If Durban fails to bring about a new round of targets for cutting emissions, the world may be confronted with additional adaptation challenges.
Climate change funding is supposed to be equally split between mitigation and adaptation measures.
Currently, however, the perception is that it overwhelmingly favors mitigation — just US$250 million has been committed to the UNFCCC’s Adaptation Fund, which was set up at the Bali COP in 2007.
Even if current emission reduction targets are met, climate change adaptation will be required. Already, some countries around the world are facing new climate-related risks.
But if Durban fails to bring about a new round of targets for cutting emissions, the world may be confronted with additional adaptation challenges.
The Global Adaptation Institute
has developed an index
to help guide investment and measure progress in adapting to climate change. The index is based on a Readiness Matrix that illustrates the comparative resilience of countries. It measures their relative vulnerability and the extent to which they are prepared to deal with climatic and environmental changes.

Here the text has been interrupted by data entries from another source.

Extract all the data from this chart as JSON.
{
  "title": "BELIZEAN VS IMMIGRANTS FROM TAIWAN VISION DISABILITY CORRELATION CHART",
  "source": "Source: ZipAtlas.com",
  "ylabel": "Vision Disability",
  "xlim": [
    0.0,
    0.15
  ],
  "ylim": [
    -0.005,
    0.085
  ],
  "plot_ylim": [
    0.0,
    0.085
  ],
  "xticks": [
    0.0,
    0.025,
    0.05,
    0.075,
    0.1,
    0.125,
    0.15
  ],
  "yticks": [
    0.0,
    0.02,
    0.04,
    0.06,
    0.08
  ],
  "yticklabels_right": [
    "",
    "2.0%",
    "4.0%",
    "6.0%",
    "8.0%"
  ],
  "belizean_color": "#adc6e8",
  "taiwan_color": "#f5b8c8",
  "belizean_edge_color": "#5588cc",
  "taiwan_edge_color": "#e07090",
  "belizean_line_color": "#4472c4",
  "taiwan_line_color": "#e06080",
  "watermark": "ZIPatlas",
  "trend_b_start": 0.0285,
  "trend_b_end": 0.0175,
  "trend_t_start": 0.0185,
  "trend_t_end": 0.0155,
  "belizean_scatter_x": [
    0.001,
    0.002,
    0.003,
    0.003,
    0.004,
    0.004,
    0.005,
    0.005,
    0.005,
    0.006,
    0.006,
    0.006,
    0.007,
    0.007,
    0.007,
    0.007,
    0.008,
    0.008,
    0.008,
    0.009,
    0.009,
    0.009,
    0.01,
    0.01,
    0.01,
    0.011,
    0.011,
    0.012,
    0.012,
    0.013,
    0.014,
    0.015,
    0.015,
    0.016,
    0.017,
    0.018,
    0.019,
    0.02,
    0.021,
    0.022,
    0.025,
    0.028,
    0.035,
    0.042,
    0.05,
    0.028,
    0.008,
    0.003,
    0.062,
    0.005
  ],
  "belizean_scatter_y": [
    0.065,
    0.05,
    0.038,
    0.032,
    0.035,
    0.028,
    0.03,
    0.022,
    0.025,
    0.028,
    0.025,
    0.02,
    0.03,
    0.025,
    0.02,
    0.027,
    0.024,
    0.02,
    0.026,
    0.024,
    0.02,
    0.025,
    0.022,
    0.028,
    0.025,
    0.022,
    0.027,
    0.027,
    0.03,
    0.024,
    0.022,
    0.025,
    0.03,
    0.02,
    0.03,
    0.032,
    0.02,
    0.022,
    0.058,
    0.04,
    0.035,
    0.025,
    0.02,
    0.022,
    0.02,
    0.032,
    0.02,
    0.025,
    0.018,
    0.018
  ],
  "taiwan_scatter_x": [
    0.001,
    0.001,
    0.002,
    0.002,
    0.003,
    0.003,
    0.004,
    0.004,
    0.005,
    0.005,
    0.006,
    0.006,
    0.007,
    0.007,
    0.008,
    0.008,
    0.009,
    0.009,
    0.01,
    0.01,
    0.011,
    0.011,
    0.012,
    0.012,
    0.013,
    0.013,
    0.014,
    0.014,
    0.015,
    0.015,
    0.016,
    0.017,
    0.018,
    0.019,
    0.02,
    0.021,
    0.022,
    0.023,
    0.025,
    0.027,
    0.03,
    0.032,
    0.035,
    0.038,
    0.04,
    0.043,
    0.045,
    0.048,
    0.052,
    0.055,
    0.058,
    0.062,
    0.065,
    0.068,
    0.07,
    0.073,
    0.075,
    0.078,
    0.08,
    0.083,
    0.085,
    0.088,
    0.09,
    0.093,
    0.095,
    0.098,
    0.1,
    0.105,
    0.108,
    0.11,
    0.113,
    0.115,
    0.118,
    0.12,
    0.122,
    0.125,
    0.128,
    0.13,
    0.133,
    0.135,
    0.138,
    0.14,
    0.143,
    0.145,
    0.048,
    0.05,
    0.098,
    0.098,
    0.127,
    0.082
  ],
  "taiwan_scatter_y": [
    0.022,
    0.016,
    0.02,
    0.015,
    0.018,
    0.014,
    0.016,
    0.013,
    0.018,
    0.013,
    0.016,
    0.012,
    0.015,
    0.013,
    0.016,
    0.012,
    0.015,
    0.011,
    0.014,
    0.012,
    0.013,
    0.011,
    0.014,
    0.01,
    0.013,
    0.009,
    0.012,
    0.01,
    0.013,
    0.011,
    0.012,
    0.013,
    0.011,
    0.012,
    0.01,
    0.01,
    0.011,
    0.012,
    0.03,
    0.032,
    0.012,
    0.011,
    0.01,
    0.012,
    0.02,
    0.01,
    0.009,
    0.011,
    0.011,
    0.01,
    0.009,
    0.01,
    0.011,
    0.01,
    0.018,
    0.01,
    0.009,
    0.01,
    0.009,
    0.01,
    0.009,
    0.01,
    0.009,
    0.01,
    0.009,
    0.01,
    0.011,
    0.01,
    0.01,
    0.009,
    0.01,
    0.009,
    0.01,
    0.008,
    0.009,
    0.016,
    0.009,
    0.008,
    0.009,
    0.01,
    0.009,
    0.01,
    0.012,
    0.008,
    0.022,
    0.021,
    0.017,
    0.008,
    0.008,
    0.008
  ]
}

Vulnerability measures a country’s exposure, sensitivity and ability to cope with climate related hazards, as well as accounting for the overall status of food, water, health and infrastructure within the nation. ‘Readiness’ targets those portions of the economy, governance and society that affect the speed and efficiency of absorption and implementation of adaptation projects.
The Readiness Matrix
The Matrix shows a clear link between GDP and the vulnerability of countries to climate change.
Although a number of emerging markets have made progress in enhancing their adaptation capabilities, important gaps remain.